There’s Work to do as Canada Rethinks Africa Strategy
Canada is rethinking its Africa strategy. That, in itself, is an acknowledgment that the current (and past) strategies aren’t working (didn’t work), and have created the need for a reassessment.
Part of that review process unfolded on July 5 in Toronto, at a seminar hosted by the law firm, Gowling WLG and Preponderant Advisory. Speakers included Arif Virani, MP and parliamentary secretary to the Minister for International Trade; Thandiwe Fadane, Republic of South Africa Consul General; Marsha John-Greenwood, vice president for people and culture at the Toronto International Film Festival (TIFF); and, Peter Leowen, Director at the Munk School of Global Affairs and Public Policy of the University of Toronto,
What became obvious from the discussions is that there’s work for Canada to do over in Africa in face of rising competition, not just from Western rivals, but more importantly from China and Russia. Therefore, it’s imperative to reframe the strategy for economic cooperation between Canada and the continent of more than 1.2 billion people that has the world’s youngest population with an average age of 20.
The seminar became a platform to identify opportunities, challenges, and potential areas of collaboration in order to strengthen bilateral trade, investment and sustainable development.
A key issue raised was the role policy could play, particularly that on immigration, in fostering improved business relations. One contributor from the audience, an investor with money in more than 30 African startups, noted the peculiar difficulties African businesses seeking Canada visas and capital faced, compared with the rest of the world.
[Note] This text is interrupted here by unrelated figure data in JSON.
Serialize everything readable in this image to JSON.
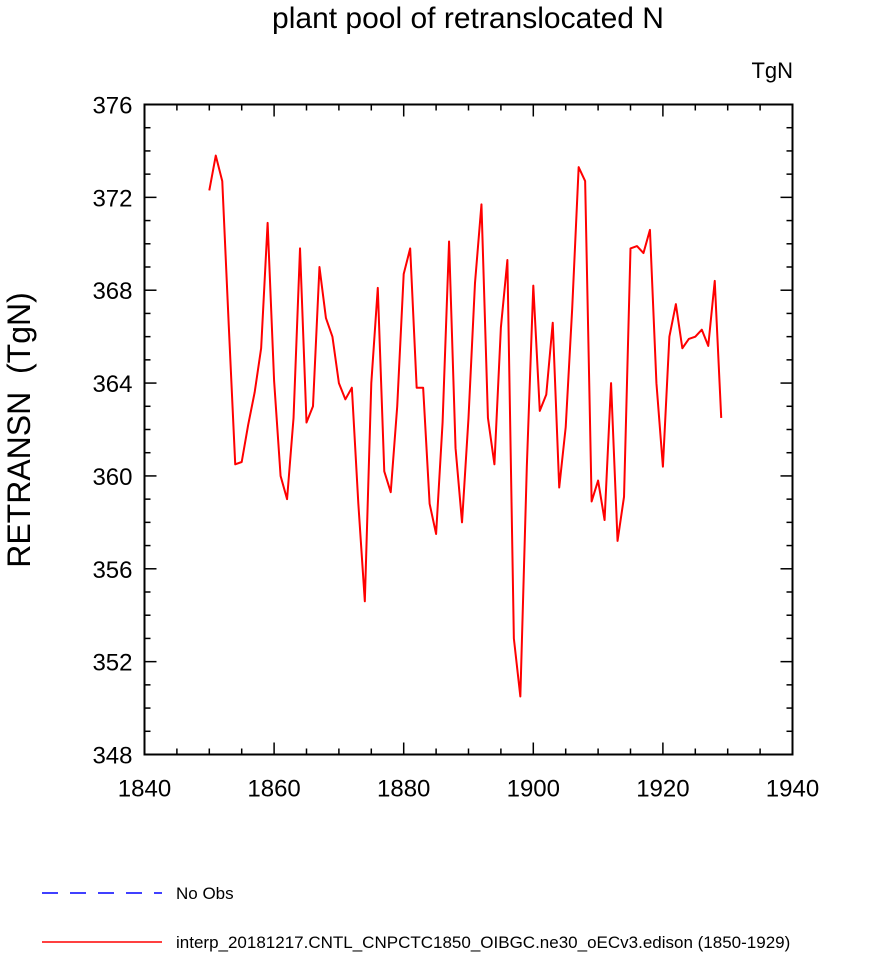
{
  "chart_data": {
    "type": "line",
    "title": "plant pool of retranslocated N",
    "units_label": "TgN",
    "ylabel": "RETRANSN  (TgN)",
    "xlabel": "",
    "xlim": [
      1840,
      1940
    ],
    "ylim": [
      348,
      376
    ],
    "xticks": [
      1840,
      1860,
      1880,
      1900,
      1920,
      1940
    ],
    "yticks": [
      348,
      352,
      356,
      360,
      364,
      368,
      372,
      376
    ],
    "grid": false,
    "legend_position": "bottom-left",
    "series": [
      {
        "name": "No Obs",
        "color": "#0000ff",
        "dash": "dashed",
        "values": []
      },
      {
        "name": "interp_20181217.CNTL_CNPCTC1850_OIBGC.ne30_oECv3.edison (1850-1929)",
        "color": "#ff0000",
        "dash": "solid",
        "x": [
          1850,
          1851,
          1852,
          1853,
          1854,
          1855,
          1856,
          1857,
          1858,
          1859,
          1860,
          1861,
          1862,
          1863,
          1864,
          1865,
          1866,
          1867,
          1868,
          1869,
          1870,
          1871,
          1872,
          1873,
          1874,
          1875,
          1876,
          1877,
          1878,
          1879,
          1880,
          1881,
          1882,
          1883,
          1884,
          1885,
          1886,
          1887,
          1888,
          1889,
          1890,
          1891,
          1892,
          1893,
          1894,
          1895,
          1896,
          1897,
          1898,
          1899,
          1900,
          1901,
          1902,
          1903,
          1904,
          1905,
          1906,
          1907,
          1908,
          1909,
          1910,
          1911,
          1912,
          1913,
          1914,
          1915,
          1916,
          1917,
          1918,
          1919,
          1920,
          1921,
          1922,
          1923,
          1924,
          1925,
          1926,
          1927,
          1928,
          1929
        ],
        "values": [
          372.3,
          373.8,
          372.7,
          366.5,
          360.5,
          360.6,
          362.2,
          363.6,
          365.5,
          370.9,
          364.1,
          360.0,
          359.0,
          362.5,
          369.8,
          362.3,
          363.0,
          369.0,
          366.8,
          366.0,
          364.0,
          363.3,
          363.8,
          358.8,
          354.6,
          364.0,
          368.1,
          360.2,
          359.3,
          363.0,
          368.7,
          369.8,
          363.8,
          363.8,
          358.8,
          357.5,
          362.3,
          370.1,
          361.2,
          358.0,
          362.5,
          368.3,
          371.7,
          362.5,
          360.5,
          366.4,
          369.3,
          353.0,
          350.5,
          360.4,
          368.2,
          362.8,
          363.5,
          366.6,
          359.5,
          362.1,
          367.2,
          373.3,
          372.7,
          358.9,
          359.8,
          358.1,
          364.0,
          357.2,
          359.1,
          369.8,
          369.9,
          369.6,
          370.6,
          364.0,
          360.4,
          366.0,
          367.4,
          365.5,
          365.9,
          366.0,
          366.3,
          365.6,
          368.4,
          362.5
        ]
      }
    ]
  }
}
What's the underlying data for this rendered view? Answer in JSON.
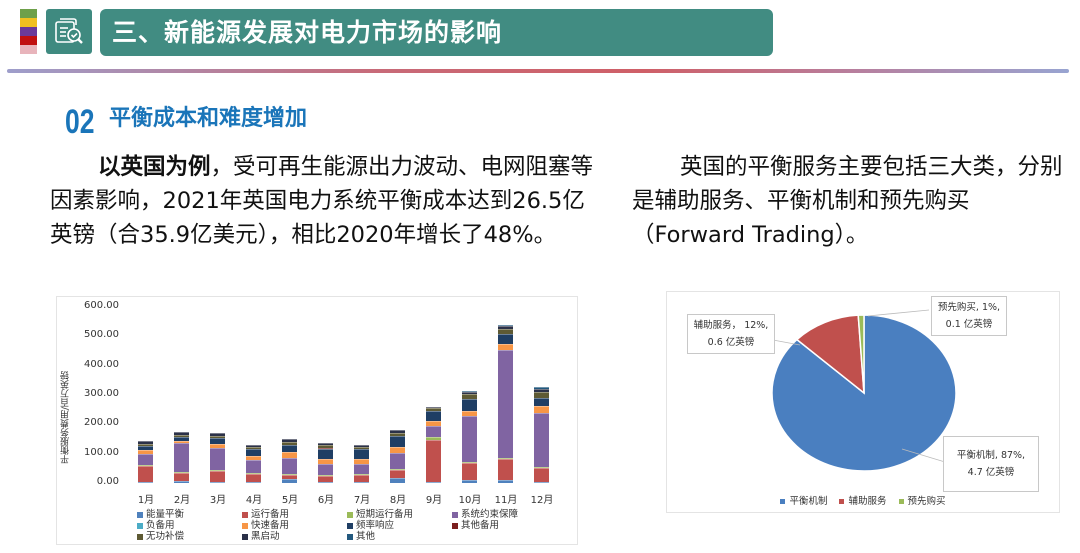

The need for a more nimble immigration process had cropped up a week earlier at the Collision tech conference and exhibition in Toronto, where Immigration Minister Sean Fraser acknowledged that people seeking Canadian startup visas often got those of the U.K. and U.S. while still waiting for a Canadian decision. Quite a number of African exhibitors ended up with empty stands because they couldn’t get the visa on time to enter Canada.
Canadian investments in Africa have tended to concentrate on the mining sector, where the country boasts of companies with very high expertise. There’s been a certain reticence to go into other areas, with fund managers barely ever willing to take a look at African assets, for instance. Most of the time it’s because they lack information, unduly outsized risk profiling or are trapped in old descriptions of the continent that don’t live up to current realities.
The result is that Canadian companies have been slow in taking advantage of opportunities that emerged in Africa recently in areas such as telecommunications, digital technology and fintech, when compared with U.S. and Chinese counterparts. The seven tech unicorns that have emerged in Africa in recent years are dominated mainly by U.S. investors.
Chinese companies have also made significant forays. While initially focused on big infrastructure projects and mining, they have quickly diversified and adapted to other needs.
One of their biggest successes in Africa is Opera, the web browser unit of Beijing Kunlun Tech, owned by billionaire businessman Zhou Yahui. The company was quick to develop a digital payments platform named OPay that is easily the most popular payment app in Nigeria. OPay has also set up in a number of other African countries.
Such is the competitive business environment now in Africa, where Canada is now kind of a laggard. That it will need vigorous, even radical, efforts to cover lost grounds, was the opinion of several participants at the seminar.
What emerged in the end was a consensus on key steps that need to be taken as part of the process of reframing a Canada Africa strategy. They include:
● To analyze the current state of economic cooperation between Canada and Africa, and identify potential areas for collaboration and partnership.
● To develop a strategic framework for enhancing trade, investment, and sustainable development.
● To outline policy recommendations for both the government of Canada and its African counterparts.
● Participants highlighted the existing trade and investment flows between Canada and Africa, emphasizing the need to diversify and expand bilateral economic relations.
● Opportunities for collaboration were identified in various sectors, including agriculture, mining, energy, infrastructure development, education, technology and healthcare.
Challenges and constraints identified include:
● Over-exaggerated risk profiling of many African markets
● A paternalistic view of Africa only in terms of charity or aid
● Lack of awareness about business opportunities and potential partnerships hindered economic cooperation.
● Insufficient trade infrastructure and connectivity that pose challenges to trade facilitation.
● Regulatory barriers and trade restrictions that impede smooth trade flows.
Identified areas of cooperation include:
● Agricultural cooperation, involving knowledge sharing, technology transfer, and investment in agri-processing.
● Infrastructure development and connectivity, including transport and digital connectivity.
● Renewable energy and sustainable development emerged as potential areas for joint ventures and investment.
● Education and skills development were recognized as important for human capital development and knowledge exchange.
● Cultural exchanges and partnership with Africa’s creative industry
● Participants proposed the development of a comprehensive strategy encompassing trade promotion, investment facilitation, and sustainable development goals.
● The strategy would focus on enhancing market access, improving trade facilitation mechanisms, and reducing non-tariff barriers.
● It would also include initiatives to promote investment, technology transfer, and capacity-building as well as sustainable development goals, such as poverty alleviation, gender equality, and environmental sustainability.